Retrieves the SHA of an existing file at a specific path and branch. Returns null if the file does not exist, making it safe to call before createOrUpdateFile to determine create-vs-update behavior.

17.7 Database Sync (syncToDatabase)

syncToDatabase persists fetched GitHubMemoryEntry records to the memory_entries table. It uses sourceRef as the deduplication key scoped to tenantId + userId, so the same letter file is never imported twice for the same user.

export async function syncToDatabase(
  tenantId: string, userId: string, projectId: string,
  entries: GitHubMemoryEntry[]
): Promise<{ created: number; skipped: number }>

Each entry is created as a MemoryEntry with:

  • source: "github"
  • sourceRef: "github://owner/repo/.memory/letter_YYYYMMDD_XXXX.md"
  • metadata: { projectId } linking back to the nyxCore project

The return value reports how many entries were created vs. skipped (already existing).

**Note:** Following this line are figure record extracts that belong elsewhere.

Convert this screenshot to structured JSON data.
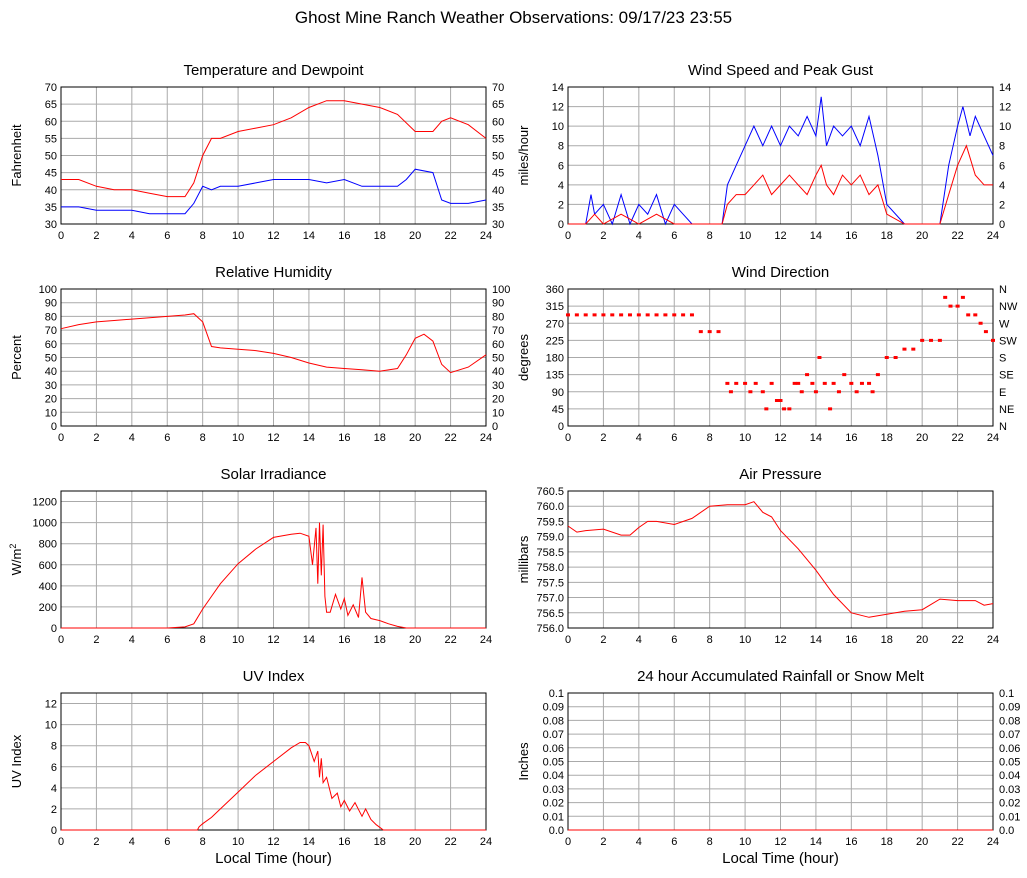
{
  "page": {
    "title": "Ghost Mine Ranch Weather Observations: 09/17/23 23:55"
  },
  "colors": {
    "primary": "#ff0000",
    "secondary": "#0000ff",
    "grid": "#aaaaaa",
    "axis": "#000000"
  },
  "chart_data": [
    {
      "id": "temp",
      "type": "line",
      "title": "Temperature and Dewpoint",
      "xlabel": "",
      "ylabel": "Fahrenheit",
      "ylabel_sup": "",
      "xlim": [
        0,
        24
      ],
      "ylim": [
        30,
        70
      ],
      "xticks": [
        "0",
        "2",
        "4",
        "6",
        "8",
        "10",
        "12",
        "14",
        "16",
        "18",
        "20",
        "22",
        "24"
      ],
      "yticks": [
        "30",
        "35",
        "40",
        "45",
        "50",
        "55",
        "60",
        "65",
        "70"
      ],
      "right_ticks": [
        "30",
        "35",
        "40",
        "45",
        "50",
        "55",
        "60",
        "65",
        "70"
      ],
      "series": [
        {
          "color": "#ff0000",
          "x": [
            0,
            1,
            2,
            3,
            4,
            5,
            6,
            7,
            7.5,
            8,
            8.5,
            9,
            10,
            11,
            12,
            13,
            14,
            15,
            16,
            17,
            18,
            19,
            20,
            21,
            21.5,
            22,
            23,
            24
          ],
          "y": [
            43,
            43,
            41,
            40,
            40,
            39,
            38,
            38,
            42,
            50,
            55,
            55,
            57,
            58,
            59,
            61,
            64,
            66,
            66,
            65,
            64,
            62,
            57,
            57,
            60,
            61,
            59,
            55
          ]
        },
        {
          "color": "#0000ff",
          "x": [
            0,
            1,
            2,
            3,
            4,
            5,
            6,
            7,
            7.5,
            8,
            8.5,
            9,
            10,
            11,
            12,
            13,
            14,
            15,
            16,
            17,
            18,
            19,
            19.5,
            20,
            21,
            21.5,
            22,
            23,
            24
          ],
          "y": [
            35,
            35,
            34,
            34,
            34,
            33,
            33,
            33,
            36,
            41,
            40,
            41,
            41,
            42,
            43,
            43,
            43,
            42,
            43,
            41,
            41,
            41,
            43,
            46,
            45,
            37,
            36,
            36,
            37
          ]
        }
      ]
    },
    {
      "id": "wind",
      "type": "line",
      "title": "Wind Speed and Peak Gust",
      "xlabel": "",
      "ylabel": "miles/hour",
      "ylabel_sup": "",
      "xlim": [
        0,
        24
      ],
      "ylim": [
        0,
        14
      ],
      "xticks": [
        "0",
        "2",
        "4",
        "6",
        "8",
        "10",
        "12",
        "14",
        "16",
        "18",
        "20",
        "22",
        "24"
      ],
      "yticks": [
        "0",
        "2",
        "4",
        "6",
        "8",
        "10",
        "12",
        "14"
      ],
      "right_ticks": [
        "0",
        "2",
        "4",
        "6",
        "8",
        "10",
        "12",
        "14"
      ],
      "series": [
        {
          "color": "#0000ff",
          "x": [
            0,
            1,
            1.3,
            1.5,
            2,
            2.5,
            3,
            3.5,
            4,
            4.5,
            5,
            5.5,
            6,
            6.5,
            7,
            8,
            8.7,
            9,
            9.5,
            10,
            10.5,
            11,
            11.5,
            12,
            12.5,
            13,
            13.5,
            14,
            14.3,
            14.6,
            15,
            15.5,
            16,
            16.5,
            17,
            17.5,
            18,
            19,
            20,
            21,
            21.5,
            22,
            22.3,
            22.7,
            23,
            23.5,
            24
          ],
          "y": [
            0,
            0,
            3,
            1,
            2,
            0,
            3,
            0,
            2,
            1,
            3,
            0,
            2,
            1,
            0,
            0,
            0,
            4,
            6,
            8,
            10,
            8,
            10,
            8,
            10,
            9,
            11,
            9,
            13,
            8,
            10,
            9,
            10,
            8,
            11,
            7,
            2,
            0,
            0,
            0,
            6,
            10,
            12,
            9,
            11,
            9,
            7
          ]
        },
        {
          "color": "#ff0000",
          "x": [
            0,
            1,
            1.5,
            2,
            3,
            4,
            5,
            6,
            8.7,
            9,
            9.5,
            10,
            10.5,
            11,
            11.5,
            12,
            12.5,
            13,
            13.5,
            14,
            14.3,
            14.6,
            15,
            15.5,
            16,
            16.5,
            17,
            17.5,
            18,
            19,
            21,
            21.5,
            22,
            22.5,
            23,
            23.5,
            24
          ],
          "y": [
            0,
            0,
            1,
            0,
            1,
            0,
            1,
            0,
            0,
            2,
            3,
            3,
            4,
            5,
            3,
            4,
            5,
            4,
            3,
            5,
            6,
            4,
            3,
            5,
            4,
            5,
            3,
            4,
            1,
            0,
            0,
            3,
            6,
            8,
            5,
            4,
            4
          ]
        }
      ]
    },
    {
      "id": "humidity",
      "type": "line",
      "title": "Relative Humidity",
      "xlabel": "",
      "ylabel": "Percent",
      "ylabel_sup": "",
      "xlim": [
        0,
        24
      ],
      "ylim": [
        0,
        100
      ],
      "xticks": [
        "0",
        "2",
        "4",
        "6",
        "8",
        "10",
        "12",
        "14",
        "16",
        "18",
        "20",
        "22",
        "24"
      ],
      "yticks": [
        "0",
        "10",
        "20",
        "30",
        "40",
        "50",
        "60",
        "70",
        "80",
        "90",
        "100"
      ],
      "right_ticks": [
        "0",
        "10",
        "20",
        "30",
        "40",
        "50",
        "60",
        "70",
        "80",
        "90",
        "100"
      ],
      "series": [
        {
          "color": "#ff0000",
          "x": [
            0,
            1,
            2,
            3,
            4,
            5,
            6,
            7,
            7.5,
            8,
            8.5,
            9,
            10,
            11,
            12,
            13,
            14,
            15,
            16,
            17,
            18,
            19,
            19.5,
            20,
            20.5,
            21,
            21.5,
            22,
            23,
            24
          ],
          "y": [
            71,
            74,
            76,
            77,
            78,
            79,
            80,
            81,
            82,
            76,
            58,
            57,
            56,
            55,
            53,
            50,
            46,
            43,
            42,
            41,
            40,
            42,
            52,
            64,
            67,
            62,
            45,
            39,
            43,
            52
          ]
        }
      ]
    },
    {
      "id": "winddir",
      "type": "scatter",
      "title": "Wind Direction",
      "xlabel": "",
      "ylabel": "degrees",
      "ylabel_sup": "",
      "xlim": [
        0,
        24
      ],
      "ylim": [
        0,
        360
      ],
      "xticks": [
        "0",
        "2",
        "4",
        "6",
        "8",
        "10",
        "12",
        "14",
        "16",
        "18",
        "20",
        "22",
        "24"
      ],
      "yticks": [
        "0",
        "45",
        "90",
        "135",
        "180",
        "225",
        "270",
        "315",
        "360"
      ],
      "right_ticks": [
        "N",
        "NE",
        "E",
        "SE",
        "S",
        "SW",
        "W",
        "NW",
        "N"
      ],
      "series": [
        {
          "color": "#ff0000",
          "x": [
            0,
            0.5,
            1,
            1.5,
            2,
            2.5,
            3,
            3.5,
            4,
            4.5,
            5,
            5.5,
            6,
            6.5,
            7,
            7.5,
            8,
            8.5,
            9,
            9.2,
            9.5,
            10,
            10.3,
            10.6,
            11,
            11.2,
            11.5,
            11.8,
            12,
            12.2,
            12.5,
            12.8,
            13,
            13.2,
            13.5,
            13.8,
            14,
            14.2,
            14.5,
            14.8,
            15,
            15.3,
            15.6,
            16,
            16.3,
            16.6,
            17,
            17.2,
            17.5,
            18,
            18.5,
            19,
            19.5,
            20,
            20.5,
            21,
            21.3,
            21.6,
            22,
            22.3,
            22.6,
            23,
            23.3,
            23.6,
            24
          ],
          "y": [
            292,
            292,
            292,
            292,
            292,
            292,
            292,
            292,
            292,
            292,
            292,
            292,
            292,
            292,
            292,
            248,
            248,
            248,
            112,
            90,
            112,
            112,
            90,
            112,
            90,
            45,
            112,
            67,
            67,
            45,
            45,
            112,
            112,
            90,
            135,
            112,
            90,
            180,
            112,
            45,
            112,
            90,
            135,
            112,
            90,
            112,
            112,
            90,
            135,
            180,
            180,
            202,
            202,
            225,
            225,
            225,
            338,
            315,
            315,
            338,
            292,
            292,
            270,
            248,
            225
          ]
        }
      ]
    },
    {
      "id": "solar",
      "type": "line",
      "title": "Solar Irradiance",
      "xlabel": "",
      "ylabel": "W/m",
      "ylabel_sup": "2",
      "xlim": [
        0,
        24
      ],
      "ylim": [
        0,
        1300
      ],
      "xticks": [
        "0",
        "2",
        "4",
        "6",
        "8",
        "10",
        "12",
        "14",
        "16",
        "18",
        "20",
        "22",
        "24"
      ],
      "yticks": [
        "0",
        "200",
        "400",
        "600",
        "800",
        "1000",
        "1200"
      ],
      "right_ticks": [],
      "series": [
        {
          "color": "#ff0000",
          "x": [
            0,
            6,
            7,
            7.5,
            8,
            8.5,
            9,
            10,
            11,
            12,
            13,
            13.5,
            14,
            14.2,
            14.4,
            14.5,
            14.6,
            14.7,
            14.8,
            14.9,
            15,
            15.2,
            15.5,
            15.8,
            16,
            16.2,
            16.5,
            16.8,
            17,
            17.2,
            17.5,
            18,
            18.5,
            19,
            19.5,
            20,
            24
          ],
          "y": [
            0,
            0,
            10,
            40,
            180,
            300,
            420,
            610,
            750,
            860,
            890,
            900,
            870,
            600,
            950,
            420,
            1000,
            500,
            980,
            300,
            150,
            150,
            320,
            180,
            280,
            120,
            220,
            100,
            480,
            150,
            90,
            70,
            40,
            15,
            0,
            0,
            0
          ]
        }
      ]
    },
    {
      "id": "pressure",
      "type": "line",
      "title": "Air Pressure",
      "xlabel": "",
      "ylabel": "millibars",
      "ylabel_sup": "",
      "xlim": [
        0,
        24
      ],
      "ylim": [
        756.0,
        760.5
      ],
      "xticks": [
        "0",
        "2",
        "4",
        "6",
        "8",
        "10",
        "12",
        "14",
        "16",
        "18",
        "20",
        "22",
        "24"
      ],
      "yticks": [
        "756.0",
        "756.5",
        "757.0",
        "757.5",
        "758.0",
        "758.5",
        "759.0",
        "759.5",
        "760.0",
        "760.5"
      ],
      "right_ticks": [],
      "series": [
        {
          "color": "#ff0000",
          "x": [
            0,
            0.5,
            1,
            2,
            3,
            3.5,
            4,
            4.5,
            5,
            6,
            7,
            8,
            9,
            10,
            10.5,
            11,
            11.5,
            12,
            13,
            14,
            15,
            16,
            17,
            18,
            19,
            20,
            21,
            22,
            23,
            23.5,
            24
          ],
          "y": [
            759.35,
            759.15,
            759.2,
            759.25,
            759.05,
            759.05,
            759.3,
            759.5,
            759.5,
            759.4,
            759.6,
            760.0,
            760.05,
            760.05,
            760.15,
            759.8,
            759.65,
            759.2,
            758.6,
            757.9,
            757.1,
            756.5,
            756.35,
            756.45,
            756.55,
            756.6,
            756.95,
            756.9,
            756.9,
            756.75,
            756.8
          ]
        }
      ]
    },
    {
      "id": "uv",
      "type": "line",
      "title": "UV Index",
      "xlabel": "Local Time (hour)",
      "ylabel": "UV Index",
      "ylabel_sup": "",
      "xlim": [
        0,
        24
      ],
      "ylim": [
        0,
        13
      ],
      "xticks": [
        "0",
        "2",
        "4",
        "6",
        "8",
        "10",
        "12",
        "14",
        "16",
        "18",
        "20",
        "22",
        "24"
      ],
      "yticks": [
        "0",
        "2",
        "4",
        "6",
        "8",
        "10",
        "12"
      ],
      "right_ticks": [],
      "series": [
        {
          "color": "#ff0000",
          "x": [
            0,
            7.7,
            7.8,
            8,
            8.5,
            9,
            10,
            11,
            12,
            13,
            13.5,
            13.8,
            14,
            14.3,
            14.5,
            14.6,
            14.7,
            14.8,
            15,
            15.3,
            15.6,
            15.8,
            16,
            16.3,
            16.6,
            17,
            17.2,
            17.5,
            17.8,
            18.2,
            24
          ],
          "y": [
            0,
            0,
            0.3,
            0.6,
            1.2,
            2,
            3.6,
            5.2,
            6.5,
            7.8,
            8.3,
            8.3,
            8,
            6.5,
            7.5,
            5,
            6.8,
            4.5,
            5,
            3,
            3.5,
            2.2,
            2.8,
            1.8,
            2.6,
            1.3,
            2,
            1,
            0.5,
            0,
            0
          ]
        }
      ]
    },
    {
      "id": "rain",
      "type": "line",
      "title": "24 hour Accumulated Rainfall or Snow Melt",
      "xlabel": "Local Time (hour)",
      "ylabel": "Inches",
      "ylabel_sup": "",
      "xlim": [
        0,
        24
      ],
      "ylim": [
        0,
        0.1
      ],
      "xticks": [
        "0",
        "2",
        "4",
        "6",
        "8",
        "10",
        "12",
        "14",
        "16",
        "18",
        "20",
        "22",
        "24"
      ],
      "yticks": [
        "0.0",
        "0.01",
        "0.02",
        "0.03",
        "0.04",
        "0.05",
        "0.06",
        "0.07",
        "0.08",
        "0.09",
        "0.1"
      ],
      "right_ticks": [
        "0.0",
        "0.01",
        "0.02",
        "0.03",
        "0.04",
        "0.05",
        "0.06",
        "0.07",
        "0.08",
        "0.09",
        "0.1"
      ],
      "series": [
        {
          "color": "#ff0000",
          "x": [
            0,
            24
          ],
          "y": [
            0,
            0
          ]
        }
      ]
    }
  ]
}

17.8 Memory File Parsing Helpers

Three private helpers extract structured metadata from raw letter files:

Helper Strategy Fallback
extractTitle(content, filename) 1. First # heading in markdown, 2. YAML frontmatter title: field Filename with .md stripped and _ replaced by spaces
extractTags(content) YAML frontmatter tags: [...] array, comma-separated ["memory", "imported"]
extractDateFromFilename(filename) Regex match on letter_YYYYMMDD pattern new Date() (current timestamp)
flowchart TD A["letter_20260224_0011.md"] --> B["extractDateFromFilename"] B --> C["2026-02-24"] D["# Session Notes\n---\ntags: ['review', 'sprint-3']\n---"] --> E["extractTitle"] E --> F["Session Notes"] D --> G["extractTags"] G --> H["['review', 'sprint-3']"]

The tag extraction strips surrounding quotes (single or double) from each tag value. The date extraction specifically matches the letter_YYYYMMDD prefix -- the trailing _XXXX sequence number is ignored for date purposes.